Every team working from the same verified data. Routine tasks handled without a human lifting a finger. Sellers, marketers, and enablement managers with substantial calendar space freed up for the work that requires their expertise.

And, at the center of it all, a leadership team that can see, in real time, which AI technologies are pulling their weight (and which warrant a hard conversation).
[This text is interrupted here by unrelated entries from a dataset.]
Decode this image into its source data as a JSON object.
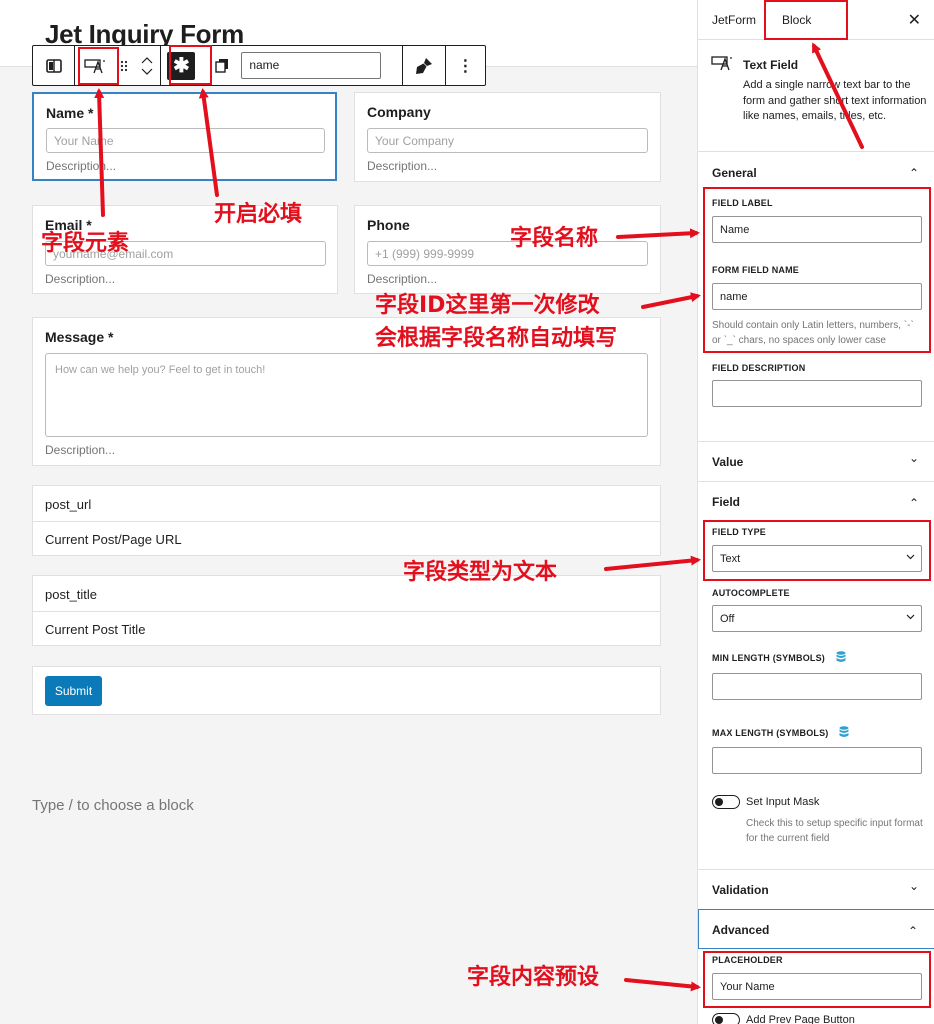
{
  "editor": {
    "form_title": "Jet Inquiry Form",
    "toolbar": {
      "field_name_value": "name",
      "required_symbol": "✱",
      "more_symbol": "⋮"
    },
    "fields": {
      "name": {
        "label": "Name *",
        "placeholder": "Your Name",
        "description": "Description..."
      },
      "company": {
        "label": "Company",
        "placeholder": "Your Company",
        "description": "Description..."
      },
      "email": {
        "label": "Email *",
        "placeholder": "yourname@email.com",
        "description": "Description..."
      },
      "phone": {
        "label": "Phone",
        "placeholder": "+1 (999) 999-9999",
        "description": "Description..."
      },
      "message": {
        "label": "Message *",
        "placeholder": "How can we help you? Feel to get in touch!",
        "description": "Description..."
      }
    },
    "hidden_fields": [
      {
        "name": "post_url",
        "value": "Current Post/Page URL"
      },
      {
        "name": "post_title",
        "value": "Current Post Title"
      }
    ],
    "submit_label": "Submit",
    "type_hint": "Type / to choose a block"
  },
  "sidebar": {
    "tabs": {
      "jetform": "JetForm",
      "block": "Block"
    },
    "close_symbol": "✕",
    "block": {
      "name": "Text Field",
      "description": "Add a single narrow text bar to the form and gather short text information like names, emails, titles, etc."
    },
    "panels": {
      "general": "General",
      "value": "Value",
      "field": "Field",
      "validation": "Validation",
      "advanced": "Advanced"
    },
    "chevron_up": "⌃",
    "chevron_down": "⌄",
    "general": {
      "field_label_title": "FIELD LABEL",
      "field_label_value": "Name",
      "form_field_name_title": "FORM FIELD NAME",
      "form_field_name_value": "name",
      "form_field_name_help": "Should contain only Latin letters, numbers, `-` or `_` chars, no spaces only lower case",
      "field_description_title": "FIELD DESCRIPTION",
      "field_description_value": ""
    },
    "field": {
      "field_type_title": "FIELD TYPE",
      "field_type_value": "Text",
      "autocomplete_title": "AUTOCOMPLETE",
      "autocomplete_value": "Off",
      "min_length_title": "MIN LENGTH (SYMBOLS)",
      "max_length_title": "MAX LENGTH (SYMBOLS)",
      "input_mask_label": "Set Input Mask",
      "input_mask_help": "Check this to setup specific input format for the current field"
    },
    "advanced": {
      "placeholder_title": "PLACEHOLDER",
      "placeholder_value": "Your Name",
      "prev_page_label": "Add Prev Page Button"
    }
  },
  "annotations": {
    "field_element": "字段元素",
    "enable_required": "开启必填",
    "field_name": "字段名称",
    "field_id_line1": "字段ID这里第一次修改",
    "field_id_line2": "会根据字段名称自动填写",
    "field_type_text": "字段类型为文本",
    "placeholder_preset": "字段内容预设"
  },
  "colors": {
    "annotation_red": "#e30f1d",
    "selection_blue": "#3582c4",
    "submit_blue": "#0a7ab8",
    "db_icon_blue": "#2ea2cc"
  }
}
That’s what unquestionable, AI-powered precision looks like at the enterprise level. And the downstream effects on go-to-market strategy are substantial. Sustainable AI efficiency offers a number of benefits for scaled and growing orgs:

  • Program, initiative, and customer acquisition cost reduction: Leaner, smarter workflows mean fewer wasted cycles and lower overhead costs tied to manual coordination across revenue teams.
  • Stronger customer experience for B2B buying committees: Well-timed, well-informed outreach from sellers who know what a buying group cares about before the first conversation ever starts.
  • Faster, smarter, AI-driven decision-making tied to pipeline: Revenue and GTM operations leaders act on current intelligence rather than waiting for reports that reflect last week’s reality.
  • Greater ability to find instant answers to pressing questions: Sales, marketing, and enablement can get what they need without derailing a colleague or filing a request with a central team.
  • Streamlined marketing, enablement, and sales data analysis: Cross-functional performance reviews take hours instead of days, when the underlying, easy-to-parse data lives in one place.
  • Better understanding of AI agent use cases and capabilities: The more your teams use AI purposefully, the sharper their instincts get for where it adds the most business value.
  • Comprehension of generative AI best practices tied to deals: Practitioners who work with well-configured AI tools on live opportunities develop a working fluency that compounds across deals.

None of this materializes on its own, of course.

The tech executives and senior ops directors who extract the most from their companies’ AI solutions tend to do two things their peers overlook:

  1. They treat adoption as an ongoing discipline rather than a one-time rollout milestone.
  2. They build a command center at the heart of their revenue enablement software environment that gives them a clear, continuous read on how teams across sales, marketing, and enablement are persistently engaging with the tools in place.

An agentic AI platform purpose-built for go-to-market teams can serve as exactly that: the center of your GTM universe, where cross-functional activity, performance data, and AI-driven guidance converge into one authoritative view your revenue leadership team can act from with confidence.